The tech giant is a key backer behind ChatGPT maker OpenAI, whose technology it also heavily uses in its own products.
For some startups, Microsoft’s decision to embrace AI has resulted in harmful, anti-competitive effects.
Last year, Microsoft hiked the fees it charges search engines to use its Bing Search APIs, which allow developers access to the tech giant’s backend search infrastructure — in part because of higher costs attached to its AI-powered search features.
“They’re gradually reducing our revenue — we’re still relying on them — and that reduces our capacity to do things,” Christian Kroll, CEO of sustainability-focused search engine Ecosia, told CNBC. “Microsoft is a very fierce competitor.”
CNBC has reached out to Microsoft for comment.
Ecosia recently partnered with fellow search provider Qwant to build a European search index and reduce dependence on U.S. Big Tech to deliver web browsing results.
Meanwhile, the European Union’s AI Act, a landmark artificial intelligence law with global implications, introduces new transparency requirements and restrictions on companies developing and using AI.

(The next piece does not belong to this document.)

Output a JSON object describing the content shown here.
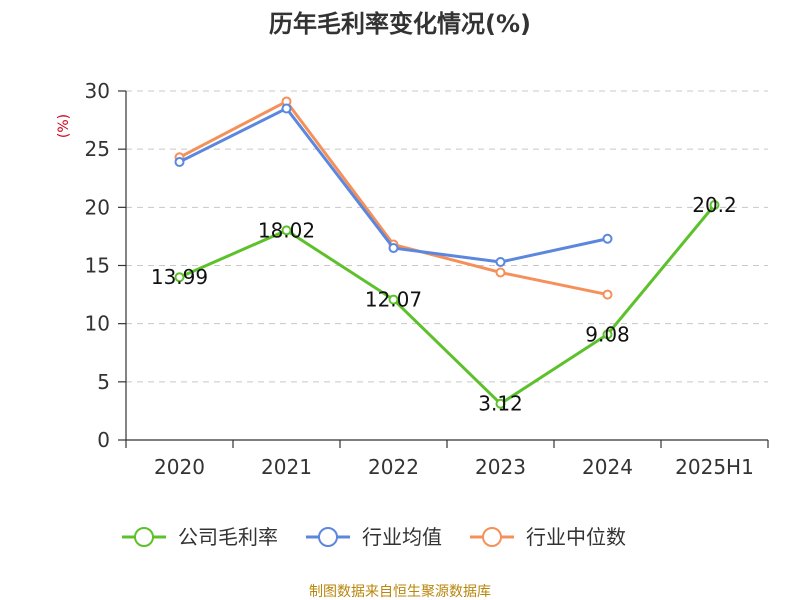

The laws are likely to have a big impact on predominantly U.S. tech firms, since they’re the ones doing much of the development of — and investment in — AI.
With Trump set to come into power, it’s unclear what that could mean for the global AI regulatory landscape.
Shelley McKinley, chief legal officer of code repository platform GitHub, said she can’t predict what Trump will do in his second term — but that businesses are planning for a range of different scenarios in the meantime.
“We will learn in the next few months what President-elect Trump will say, and in January we will start seeing some of what President Trump does in this area,” McKinley said during a CNBC-moderated panel earlier this week.
“I do think it is important that we all, as society, as businesses, as people, continue to think about the different scenarios,” she added. “I think, as with any political change, as with any world change, we’re still all thinking about what are all of the scenarios we might operate.”